Canada took a decade to win back its prized AAA rating after debt downgrades in the early 1990s that were prompted by concern that its budget deficit was billowing out of control.

Here are some highlights of what took place over that decade, when a Liberal government tamed the deficit, with the backing of a conservative opposition party.

October 1992 - Standard & Poor's cuts its rating on Canada's foreign-denominated government debt to AA-plus from AAA on concern about the current account deficit, a growing government debt load and uncertainty about the political situation in French-speaking Quebec, home to a popular separatist party.

June 1994 - Moody's Investors Service lowers its rating on Canada's foreign currency debt to Aa1 from Aaa, citing the government's large and growing public debt.

January 1995 - A biting editorial in the Wall Street Journal calls Canada "an honorary member of the Third World."

The article is headline news in Canada.

February 1995 - Liberal Finance Minister Paul Martin introduces a budget where deep spending cuts outweigh tax increases by seven to one. "Not to act now to put our fiscal house in order would be to abandon the purposes for which ... this government stands -- competence, compassion, reform and hope," he says. In a display of unity that's rare outside wartime, the right wing opposition party, the Reform Party, backs the spending cuts.

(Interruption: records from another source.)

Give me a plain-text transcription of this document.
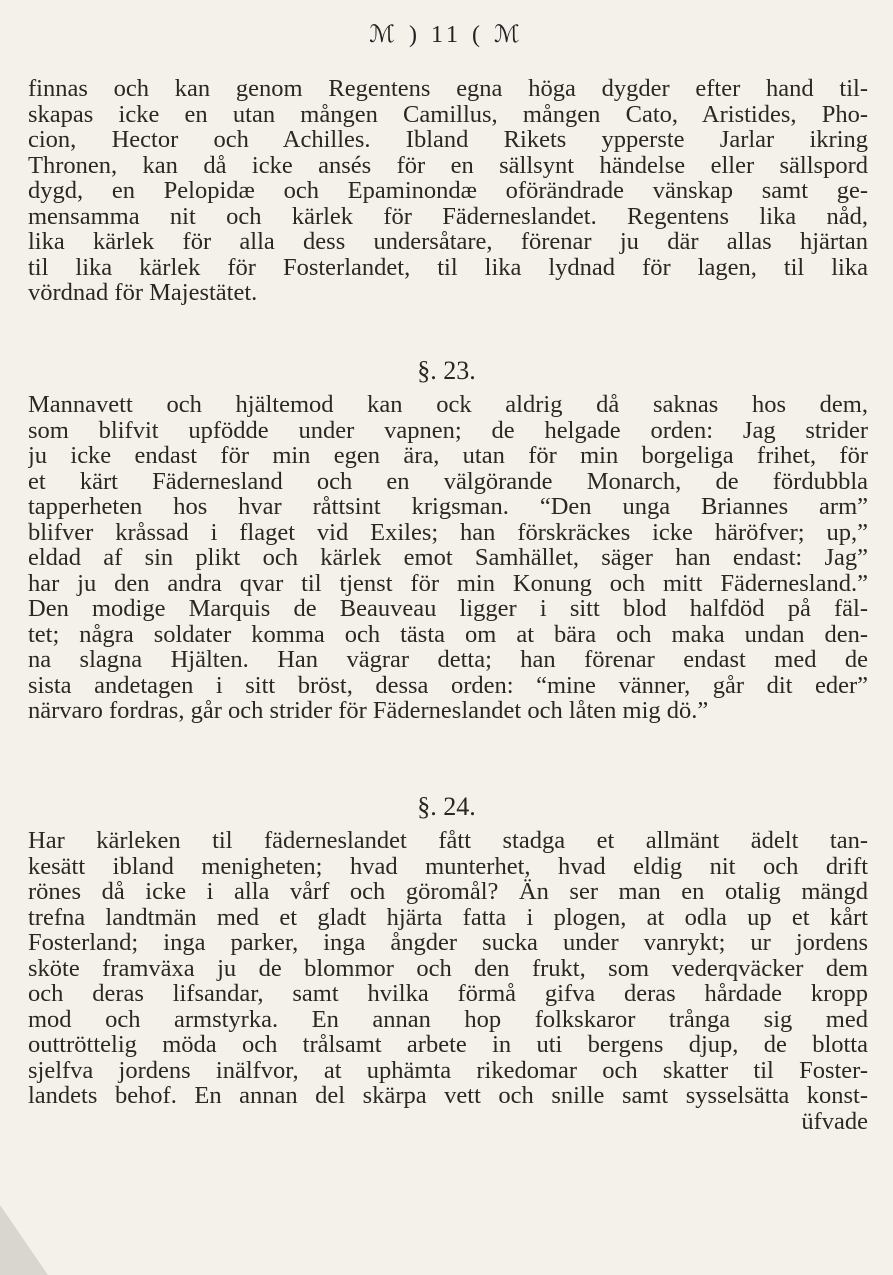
ℳ ) 11 ( ℳ
finnas och kan genom Regentens egna höga dygder efter hand til-
skapas icke en utan mången Camillus, mången Cato, Aristides, Pho-
cion, Hector och Achilles. Ibland Rikets ypperste Jarlar ikring
Thronen, kan då icke ansés för en sällsynt händelse eller sällspord
dygd, en Pelopidæ och Epaminondæ oförändrade vänskap samt ge-
mensamma nit och kärlek för Fäderneslandet. Regentens lika nåd,
lika kärlek för alla dess undersåtare, förenar ju där allas hjärtan
til lika kärlek för Fosterlandet, til lika lydnad för lagen, til lika
vördnad för Majestätet.
§. 23.
Mannavett och hjältemod kan ock aldrig då saknas hos dem,
som blifvit upfödde under vapnen; de helgade orden: Jag strider
ju icke endast för min egen ära, utan för min borgeliga frihet, för
et kärt Fädernesland och en välgörande Monarch, de fördubbla
tapperheten hos hvar råttsint krigsman. “Den unga Briannes arm”
blifver kråssad i flaget vid Exiles; han förskräckes icke häröfver; up,”
eldad af sin plikt och kärlek emot Samhället, säger han endast: Jag”
har ju den andra qvar til tjenst för min Konung och mitt Fädernesland.”
Den modige Marquis de Beauveau ligger i sitt blod halfdöd på fäl-
tet; några soldater komma och tästa om at bära och maka undan den-
na slagna Hjälten. Han vägrar detta; han förenar endast med de
sista andetagen i sitt bröst, dessa orden: “mine vänner, går dit eder”
närvaro fordras, går och strider för Fäderneslandet och låten mig dö.”
§. 24.
Har kärleken til fäderneslandet fått stadga et allmänt ädelt tan-
kesätt ibland menigheten; hvad munterhet, hvad eldig nit och drift
rönes då icke i alla vårf och göromål? Än ser man en otalig mängd
trefna landtmän med et gladt hjärta fatta i plogen, at odla up et kårt
Fosterland; inga parker, inga ångder sucka under vanrykt; ur jordens
sköte framväxa ju de blommor och den frukt, som vederqväcker dem
och deras lifsandar, samt hvilka förmå gifva deras hårdade kropp
mod och armstyrka. En annan hop folkskaror trånga sig med
outtröttelig möda och trålsamt arbete in uti bergens djup, de blotta
sjelfva jordens inälfvor, at uphämta rikedomar och skatter til Foster-
landets behof. En annan del skärpa vett och snille samt sysselsätta konst-
üfvade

April 1995 - Moody's, which had warned of further downgrades even before the budget, cuts Canadian dollar debt from Aaa to Aa1. It also lowers foreign currency debt from Aa1 to Aa2, despite the fact that the markets had mostly supported the government's fiscal plans.

October 1995 - Quebec voters reject a proposal to separate from Canada, removing a layer of uncertainty that had pressured Canadian markets.

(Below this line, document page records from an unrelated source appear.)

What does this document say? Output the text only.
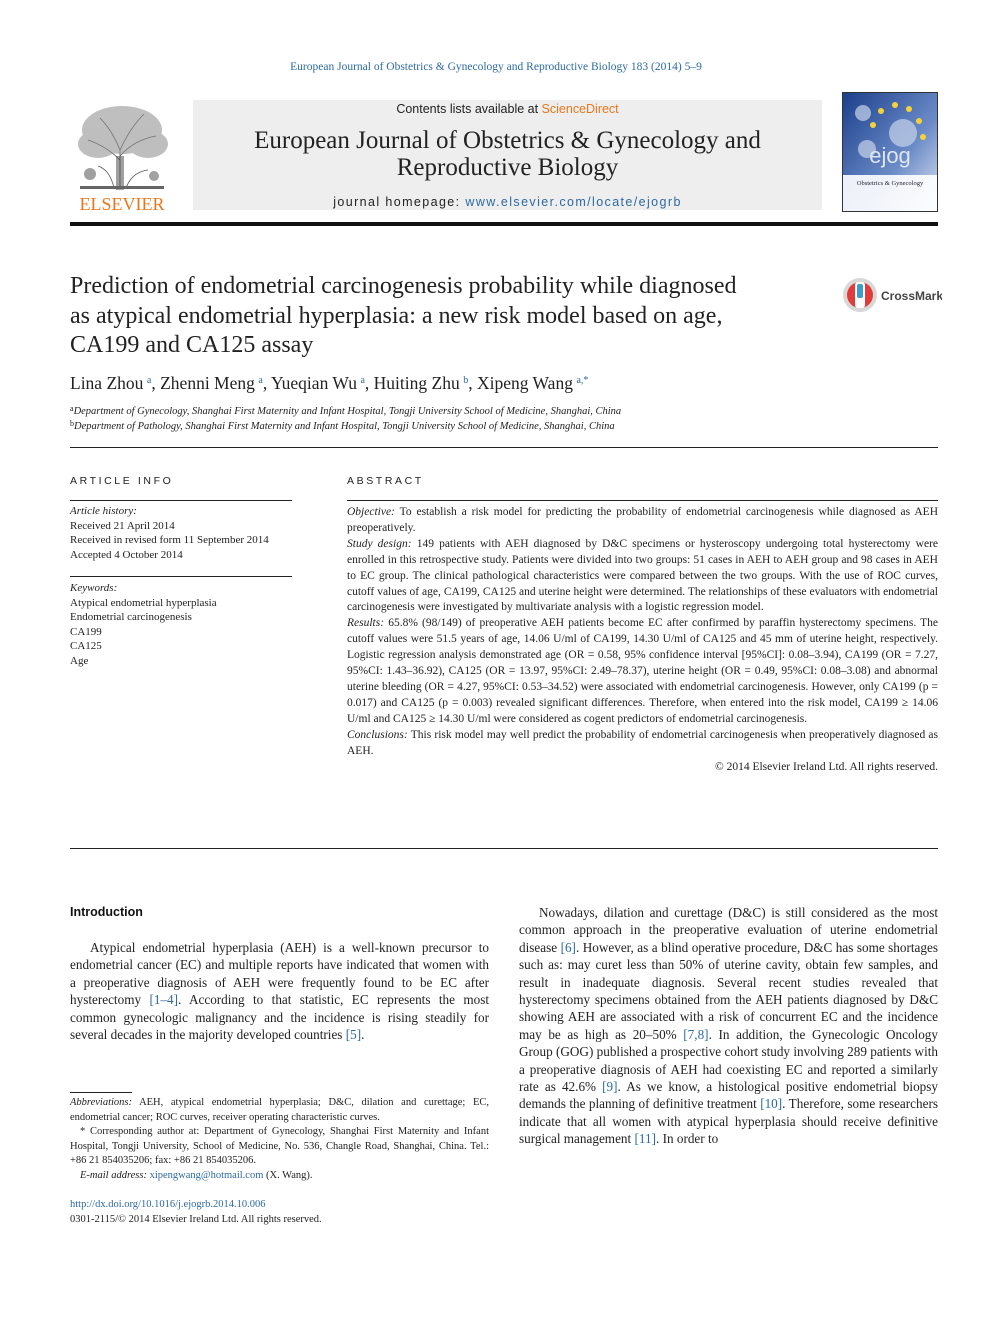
European Journal of Obstetrics & Gynecology and Reproductive Biology 183 (2014) 5–9
ELSEVIER
Contents lists available at ScienceDirect
European Journal of Obstetrics & Gynecology and
Reproductive Biology
journal homepage: www.elsevier.com/locate/ejogrb
ejog
Obstetrics & Gynecology
Prediction of endometrial carcinogenesis probability while diagnosed
as atypical endometrial hyperplasia: a new risk model based on age,
CA199 and CA125 assay
CrossMark
Lina Zhou  $^a$, Zhenni Meng  $^a$, Yueqian Wu  $^a$, Huiting Zhu  $^b$, Xipeng Wang  $^{a,*}$
$^a$Department of Gynecology, Shanghai First Maternity and Infant Hospital, Tongji University School of Medicine, Shanghai, China
$^b$Department of Pathology, Shanghai First Maternity and Infant Hospital, Tongji University School of Medicine, Shanghai, China
ARTICLE INFO
Article history:
Received 21 April 2014
Received in revised form 11 September 2014
Accepted 4 October 2014
Keywords:
Atypical endometrial hyperplasia
Endometrial carcinogenesis
CA199
CA125
Age
ABSTRACT

Objective: To establish a risk model for predicting the probability of endometrial carcinogenesis while diagnosed as AEH preoperatively.

Study design: 149 patients with AEH diagnosed by D&C specimens or hysteroscopy undergoing total hysterectomy were enrolled in this retrospective study. Patients were divided into two groups: 51 cases in AEH to AEH group and 98 cases in AEH to EC group. The clinical pathological characteristics were compared between the two groups. With the use of ROC curves, cutoff values of age, CA199, CA125 and uterine height were determined. The relationships of these evaluators with endometrial carcinogenesis were investigated by multivariate analysis with a logistic regression model.

Results: 65.8% (98/149) of preoperative AEH patients become EC after confirmed by paraffin hysterectomy specimens. The cutoff values were 51.5 years of age, 14.06 U/ml of CA199, 14.30 U/ml of CA125 and 45 mm of uterine height, respectively. Logistic regression analysis demonstrated age (OR = 0.58, 95% confidence interval [95%CI]: 0.08–3.94), CA199 (OR = 7.27, 95%CI: 1.43–36.92), CA125 (OR = 13.97, 95%CI: 2.49–78.37), uterine height (OR = 0.49, 95%CI: 0.08–3.08) and abnormal uterine bleeding (OR = 4.27, 95%CI: 0.53–34.52) were associated with endometrial carcinogenesis. However, only CA199 (p = 0.017) and CA125 (p = 0.003) revealed significant differences. Therefore, when entered into the risk model, CA199 ≥ 14.06 U/ml and CA125 ≥ 14.30 U/ml were considered as cogent predictors of endometrial carcinogenesis.

Conclusions: This risk model may well predict the probability of endometrial carcinogenesis when preoperatively diagnosed as AEH.

© 2014 Elsevier Ireland Ltd. All rights reserved.

Introduction

Atypical endometrial hyperplasia (AEH) is a well-known precursor to endometrial cancer (EC) and multiple reports have indicated that women with a preoperative diagnosis of AEH were frequently found to be EC after hysterectomy [1–4]. According to that statistic, EC represents the most common gynecologic malignancy and the incidence is rising steadily for several decades in the majority developed countries [5].

Nowadays, dilation and curettage (D&C) is still considered as the most common approach in the preoperative evaluation of uterine endometrial disease [6]. However, as a blind operative procedure, D&C has some shortages such as: may curet less than 50% of uterine cavity, obtain few samples, and result in inadequate diagnosis. Several recent studies revealed that hysterectomy specimens obtained from the AEH patients diagnosed by D&C showing AEH are associated with a risk of concurrent EC and the incidence may be as high as 20–50% [7,8]. In addition, the Gynecologic Oncology Group (GOG) published a prospective cohort study involving 289 patients with a preoperative diagnosis of AEH had coexisting EC and reported a similarly rate as 42.6% [9]. As we know, a histological positive endometrial biopsy demands the planning of definitive treatment [10]. Therefore, some researchers indicate that all women with atypical hyperplasia should receive definitive surgical management [11]. In order to

Abbreviations: AEH, atypical endometrial hyperplasia; D&C, dilation and curettage; EC, endometrial cancer; ROC curves, receiver operating characteristic curves.
* Corresponding author at: Department of Gynecology, Shanghai First Maternity and Infant Hospital, Tongji University, School of Medicine, No. 536, Changle Road, Shanghai, China. Tel.: +86 21 854035206; fax: +86 21 854035206.
E-mail address: xipengwang@hotmail.com (X. Wang).
http://dx.doi.org/10.1016/j.ejogrb.2014.10.006
0301-2115/© 2014 Elsevier Ireland Ltd. All rights reserved.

March 1996 - Canada's debt-to-GDP ratio peaks at around 72 percent of GDP in the 1995-96 fiscal year, ending March 31. (By way of context, S&P expects the U.S. debt-to-GDP ratio to end 2011 at 74 percent.)

February 1998 - With the budget already in surplus, Finance Minister Martin introduces a balanced budget for the first time in decades. The era of budget surpluses ends only when the Conservative government steps up stimulus spending to pull Canada out of the 2008 recession.

June 2000 - Moody's upgrades Canada's foreign currency rating to Aa1 from Aa2, leaving the domestic currency rating at Aa1.

May 2002 - Moody's restores Canada's Aaa rating for both foreign and domestic currency debt. Two months later, S&P follows suit, citing fiscal and current account surpluses along with low inflation.

2014-15 - Conservative government's target fiscal year to bring the budget back into surplus.